The LibreOffice project in particular will have a bright future if we will find the way to make it compelling for all users, potential users, contributors and potential contributors. As such, we have to deal with requirements from the general public, which has shifted significantly from 10 years ago, when things started:

* LibreOffice is now regarded as a commodity by some and the fact that it is for free is definitely a winning point if used wisely. Up to now, however, it seems this often contributed to the depletion of resources inside the project - or rather, a missed opportunity to get some sort of return from it, mining its sustainability. We have to work more on our users' awareness on how the project sustains itself and its ecosystem;

* On the topic of sustainability, LibreOffice lost a lot of companies from the ecosystem through the years, although for different reasons. The ideal approach is to understand how we as a community can work to solve these issues together, and then implement further ideas and suggestions that can help grow interest in LibreOffice and into the community behind;

* Technology has changed, and as of now we have new challenges around
mobile and web/cloud. We were late already during the last board term, we are even more late now. Efforts in this respect has been provided, I
think TDF should just provide its support to these efforts.

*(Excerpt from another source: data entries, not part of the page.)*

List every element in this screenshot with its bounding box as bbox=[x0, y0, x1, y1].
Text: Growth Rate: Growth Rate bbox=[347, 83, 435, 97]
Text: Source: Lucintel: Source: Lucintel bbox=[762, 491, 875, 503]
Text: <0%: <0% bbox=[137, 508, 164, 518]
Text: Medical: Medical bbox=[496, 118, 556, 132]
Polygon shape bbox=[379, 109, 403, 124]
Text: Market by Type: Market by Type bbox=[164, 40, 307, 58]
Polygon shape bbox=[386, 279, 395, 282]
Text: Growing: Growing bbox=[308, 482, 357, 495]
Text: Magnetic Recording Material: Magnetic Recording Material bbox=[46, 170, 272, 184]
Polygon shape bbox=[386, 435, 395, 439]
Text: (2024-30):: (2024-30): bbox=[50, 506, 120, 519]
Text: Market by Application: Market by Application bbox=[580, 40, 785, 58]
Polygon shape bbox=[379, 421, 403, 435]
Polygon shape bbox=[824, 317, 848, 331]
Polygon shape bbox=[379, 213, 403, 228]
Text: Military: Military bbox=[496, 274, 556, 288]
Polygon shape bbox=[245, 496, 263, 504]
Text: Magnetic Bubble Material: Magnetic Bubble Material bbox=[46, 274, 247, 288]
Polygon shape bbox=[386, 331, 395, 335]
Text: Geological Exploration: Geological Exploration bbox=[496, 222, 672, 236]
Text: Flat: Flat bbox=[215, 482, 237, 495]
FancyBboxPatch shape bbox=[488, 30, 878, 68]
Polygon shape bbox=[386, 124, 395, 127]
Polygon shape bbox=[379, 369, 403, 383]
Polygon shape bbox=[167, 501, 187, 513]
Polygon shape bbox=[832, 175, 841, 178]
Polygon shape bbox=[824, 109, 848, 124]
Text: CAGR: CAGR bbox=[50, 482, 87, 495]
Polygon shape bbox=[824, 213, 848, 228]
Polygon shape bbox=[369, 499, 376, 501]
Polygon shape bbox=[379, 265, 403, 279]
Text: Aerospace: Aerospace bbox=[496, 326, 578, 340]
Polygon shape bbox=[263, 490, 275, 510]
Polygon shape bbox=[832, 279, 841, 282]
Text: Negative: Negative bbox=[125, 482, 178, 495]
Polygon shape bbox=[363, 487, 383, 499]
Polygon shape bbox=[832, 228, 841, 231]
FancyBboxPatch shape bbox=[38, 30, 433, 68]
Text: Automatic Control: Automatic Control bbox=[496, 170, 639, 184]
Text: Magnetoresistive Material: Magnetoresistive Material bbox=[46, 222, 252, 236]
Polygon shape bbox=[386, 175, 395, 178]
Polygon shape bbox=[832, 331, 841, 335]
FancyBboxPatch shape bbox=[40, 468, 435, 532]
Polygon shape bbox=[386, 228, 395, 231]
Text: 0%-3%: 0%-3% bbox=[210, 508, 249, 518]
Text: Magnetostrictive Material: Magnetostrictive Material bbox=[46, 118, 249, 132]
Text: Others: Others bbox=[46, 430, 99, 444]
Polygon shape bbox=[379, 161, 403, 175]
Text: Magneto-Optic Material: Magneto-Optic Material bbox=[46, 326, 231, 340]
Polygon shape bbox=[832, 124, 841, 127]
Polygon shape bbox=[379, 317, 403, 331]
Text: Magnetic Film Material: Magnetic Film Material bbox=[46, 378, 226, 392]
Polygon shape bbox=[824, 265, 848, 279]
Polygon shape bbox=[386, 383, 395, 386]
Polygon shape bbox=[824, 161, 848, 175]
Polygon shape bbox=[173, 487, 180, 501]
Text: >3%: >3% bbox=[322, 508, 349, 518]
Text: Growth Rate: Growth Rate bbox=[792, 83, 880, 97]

The Document Liberation Project faces mostly the same challenges as
LibreOffice, as it is definitely bound tightly with it.

For ODF, the challenges lie in a much stronger opponent; I think only
active advocating and possibly lobbying in political environments can be
a good solution. Making decision-makers understand why FLOSS is
important for data privacy and how ODF will assist to that perspective
is key.

All these threats can be turned into opportunities, if we all together keep the focus on our mission and care for sustainability, working together.

11. If they will occur, how do you think to handle conflicts within the board

The current Board was definitely different from what has happened in the past, like many of you have also expressed to us, so it was natural that some friction could rise up. I always tried my best not to jump to conclusions but rather understand where arguments stem from, striving to always keep a balanced point of view, hearing all the voices and opinions.

This is not always possible as we are all naturally bound to bias, to a different scale of values and to different goals (or perceived goals, at least).

I have to say my fellow Directors strove to avoid conflict altogether where possible, mostly by recusing themselves on the obvious cases, but devil is in the detail and it wasn't always so simple to discern if there was a conflict or not for the rest of the time.

Fortunately, a new Conflict of Interest policy, which shows more explicitly where to check for overlapping loyalties, has been approved in a second iteration, with more work on it ongoing. I plan to use the indications contained in the document to check if a conflict exists, to provide fair and respectful interactions, discussions and decisions in the Board.